Pour le prouver, les courriels envoyés au tribunal sont projetés sur le grand écran installé dans la salle d'audience. Catherine Griset affirme qu'elle en recevait 500 par jour et qu'une grande partie de son travail était dédiée à leur traitement. "Ce sont des échanges de mails qui parlent du travail européen", souligne Catherine Griset. Plus hésitante, elle essaie tout de même de garder une contenance. Son avocat, resté à ses côtés pendant l'interrogatoire, intervient à sa place. "Chacune de ces 500 pages est en relation avec le Parlement européen", insiste Georges Sauveur. La présidente du tribunal s'agace de son intervention – "Vous n'êtes pas obligé de lui souffler les réponses !" – tandis que l'accusation s'étonne de voir certains passages effacés dans ces messages.

"Je ne me moque pas des règles"

L'avocat du Parlement européen, Patrick Maisonneuve, rebondit : "Vous avez été l'assistante parlementaire de Marine Le Pen, est-ce que vous n'avez pas été aussi l'assistante de Marine Le Pen présidente du Front national ?" Catherine Griset répond par une pirouette : "J'étais l'assistante parlementaire de Marine Le Pen, qui était aussi présidente et députée européenne." Une double casquette que Catherine Griset résume avec cette formule : "Je travaille pour Marine Le Pen personnalité."

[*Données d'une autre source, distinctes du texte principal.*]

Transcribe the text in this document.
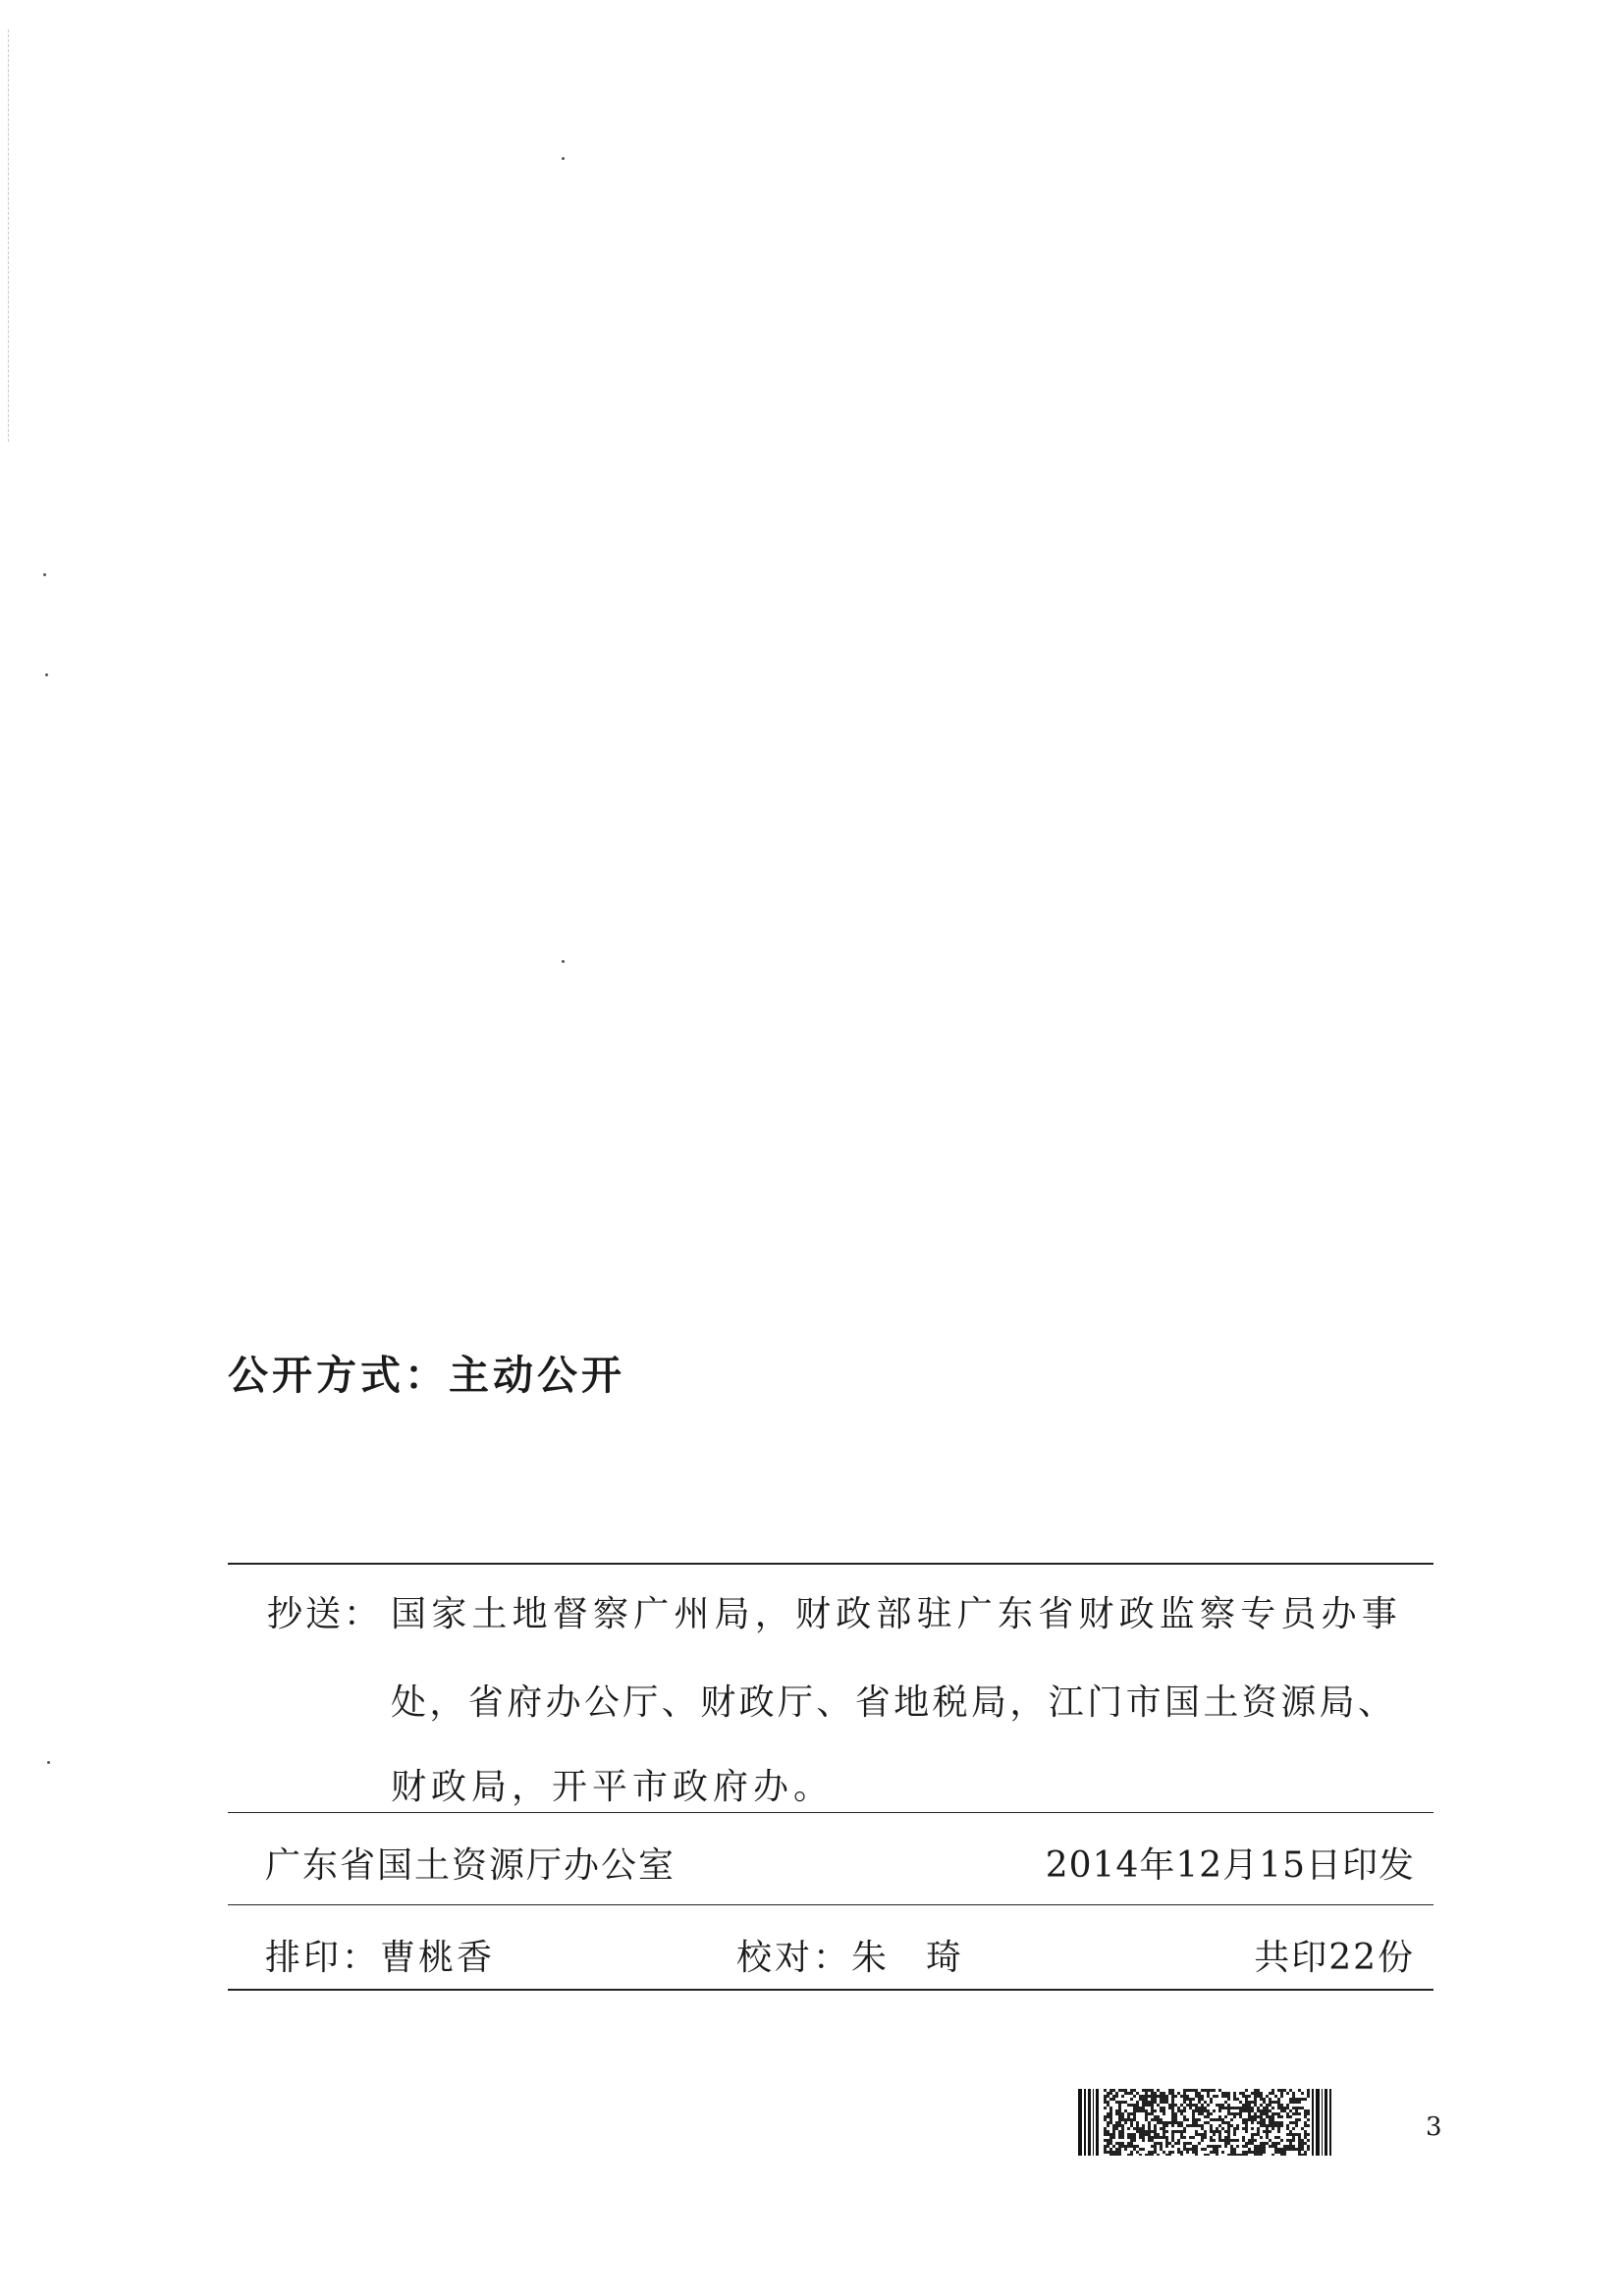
公开方式：主动公开
抄送： 国家土地督察广州局，财政部驻广东省财政监察专员办事
处，省府办公厅、财政厅、省地税局，江门市国土资源局、
财政局，开平市政府办。
广东省国土资源厅办公室	2014年12月15日印发
排印：曹桃香	校对：朱琦	共印22份
3
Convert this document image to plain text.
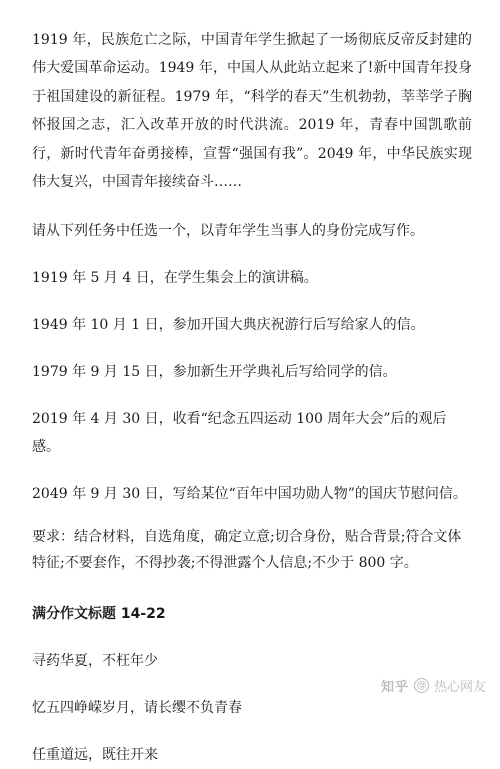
1919 年，民族危亡之际，中国青年学生掀起了一场彻底反帝反封建的伟大爱国革命运动。1949 年，中国人从此站立起来了!新中国青年投身于祖国建设的新征程。1979 年，“科学的春天”生机勃勃，莘莘学子胸怀报国之志，汇入改革开放的时代洪流。2019 年，青春中国凯歌前行，新时代青年奋勇接棒，宣誓“强国有我”。2049 年，中华民族实现伟大复兴，中国青年接续奋斗……

请从下列任务中任选一个，以青年学生当事人的身份完成写作。

1919 年 5 月 4 日，在学生集会上的演讲稿。

1949 年 10 月 1 日，参加开国大典庆祝游行后写给家人的信。

1979 年 9 月 15 日，参加新生开学典礼后写给同学的信。

2019 年 4 月 30 日，收看“纪念五四运动 100 周年大会”后的观后感。

2049 年 9 月 30 日，写给某位“百年中国功勋人物”的国庆节慰问信。

要求：结合材料，自选角度，确定立意;切合身份，贴合背景;符合文体特征;不要套作，不得抄袭;不得泄露个人信息;不少于 800 字。

满分作文标题 14-22

寻药华夏，不枉年少

忆五四峥嵘岁月，请长缨不负青春

任重道远，既往开来

知乎 @ 热心网友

Face aux journalistes, Marine Le Pen, interrogée longuement la veille, se félicite des réponses de son ancienne collaboratrice. "Catherine Griset a versé au débat des centaines de preuves du fait qu'elle était mon assistante parlementaire. Je pense que plus personne ne peut [le] contester", déclare-t-elle à la suspension. Quand l'audience reprend, elle s'avance vers la barre et affirme :

"On n'a pas à rougir du travail de nos assistants parlementaires. [Ils] ont fait le travail que l'on attendait d'eux."

Marine Le Pen, ancienne présidente du FN

devant le tribunal correctionnel de Paris

D'une voix forte, la leader d'extrême droite reprend son ton politique et l'assure à la présidente : "La vérité est têtue, voilà ce que ça m'inspire !" A l'entendre, elle non plus n'a rien à se reprocher. "Je ne me moque pas des règles, lance-t-elle. A chaque fois que nous les avons vues, nous les avons appliquées."